6.1810: Operating System Engineering ＜LEC 1＞

课程链接：6.1810 / Fall 2023

一、本节任务

实验环境：

二、introduction and examples

2.1 open(), read(), write(), close(), dup()

使用 open 打开或创建文件，得到文件描述符 fd，再对 fd 进行 read 或者 write 操作。
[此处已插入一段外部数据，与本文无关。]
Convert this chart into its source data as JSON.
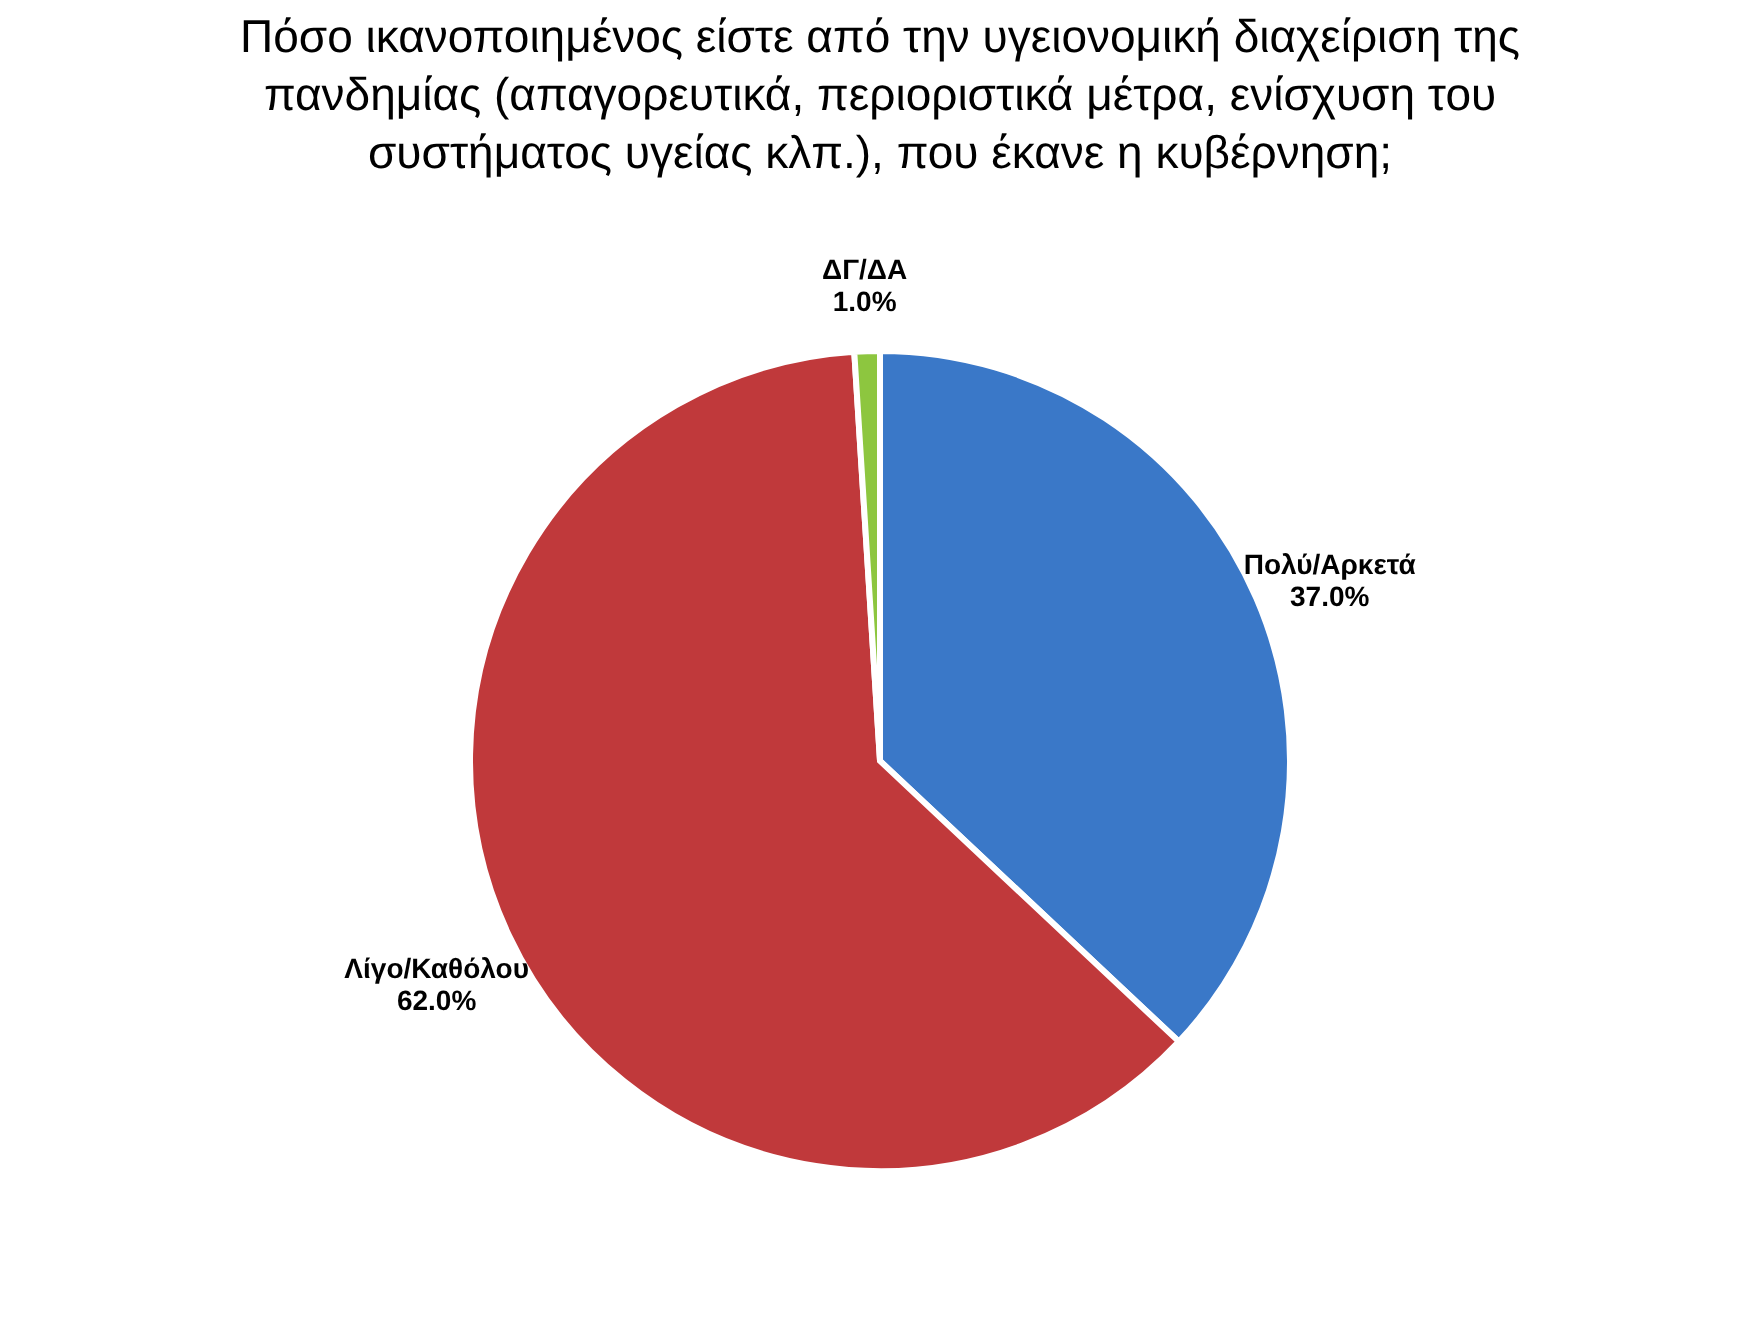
{
  "chart_data": {
    "type": "pie",
    "title": "Πόσο ικανοποιημένος είστε από την υγειονομική διαχείριση της πανδημίας (απαγορευτικά, περιοριστικά μέτρα, ενίσχυση του συστήματος υγείας κλπ.),  που έκανε η κυβέρνηση;",
    "categories": [
      "Πολύ/Αρκετά",
      "Λίγο/Καθόλου",
      "ΔΓ/ΔΑ"
    ],
    "values": [
      37.0,
      62.0,
      1.0
    ],
    "value_labels": [
      "37.0%",
      "62.0%",
      "1.0%"
    ],
    "colors": [
      "#3a78c8",
      "#c0393b",
      "#8dc63f"
    ],
    "legend": false
  }
}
每个进程都默认打开三个文件描述符：0（standard input），1（standard output），2（standard error），所以当我们想把输入内容复制到输出，可以有如下程序：

// ex1.c: copy input to output.

#include "kernel/types.h"
#include "user/user.h"

int
main()
{
  char buf[64];

  while(1){
    int n = read(0, buf, sizeof(buf));
    if(n <= 0)
      break;
    write(1, buf, n);
  }

  exit(0);
}

或者使用 open 打开一个文件，向文件内写数据：

// ex2.c: create a file, write to it.

#include "kernel/types.h"
#include "user/user.h"
#include "kernel/fcntl.h"

int
main()
{
  int fd = open("out", O_WRONLY | O_CREATE | O_TRUNC);

  printf("open returned fd %d\n", fd);

  write(fd, "ooo\n", 4);

  exit(0);
}

close() 系统调用会关闭对应的文件描述符，而 dup() 会复制一个文件描述符，被复制的文件描述符和原来的描述符指向相同的文件。

2.2 fork(), exec()

使用 fork() 函数可以创建一个子进程，子进程相当于父进程的副本，包括指令和数据。fork 在子进程和父进程中都会返回。在子进程中，fork 返回子进程的 PID。在父进程中，fork 返回 0。如下：

// ex3.c: create a new process with fork()

#include "kernel/types.h"
#include "user/user.h"

int
main()
{
  int pid;

  pid = fork();

  printf("fork() returned %d\n", pid);

  if(pid == 0){
    printf("child\n");
  } else {
    printf("parent\n");
  }
  
  exit(0);
}

exec() 使用一个可执行文件替代当前进程，相当于让子进程去执行可执行文件的内容，一般 fork() 和 exec() 是一起使用的：

#include "kernel/types.h"
#include "user/user.h"

// ex5.c: fork then exec

int
main()
{
  int pid, status;

  pid = fork();
  if(pid == 0){
    char *argv[] = { "echo", "THIS", "IS", "ECHO", 0 };
    exec("echo", argv);
    printf("exec failed!\n");
    exit(1);
  } else {
    printf("parent waiting\n");
    wait(&status);
    printf("the child exited with status %d\n", status);
  }

  exit(0);
}

exec 会替换调用进程的内存，但将保留其文件打开表，从而使得调用 exec 来运行新程序可以实现I/O重定向：

#include "kernel/types.h"
#include "user/user.h"
#include "kernel/fcntl.h"

// ex6.c: run a command with output redirected

int
main()
{
  int pid;

  pid = fork();
  if(pid == 0){
    close(1);
    open("out", O_WRONLY | O_CREATE | O_TRUNC);

    char *argv[] = { "echo", "this", "is", "redirected", "echo", 0 };
    exec("echo", argv);
    printf("exec failed!\n");
    exit(1);
  } else {
    wait((int *) 0);
  }

  exit(0);
}

这里先关掉了标准输出描述符 1，然后使用 open 打开 out 文件，因为 open 会选择最小的可使用的文件描述符，所以文件 out 对应的文件描述符为 1，再使用 exec 执行 echo程序，echo 程序就会把写到到标准输出上的内容写到文件 out 里。

2.3 pipe()

管道 pipe 是作为一对文件描述符公开给进程的一个小的内核缓冲区，一个用于读取，另一个用于写入（其实就是两个文件描述符指向同一个缓冲区，一个用来读，一个用来写）。将数据写入管道的一端，使该数据可以从管道的另一端读取。管道为流程提供了一种通信的方式。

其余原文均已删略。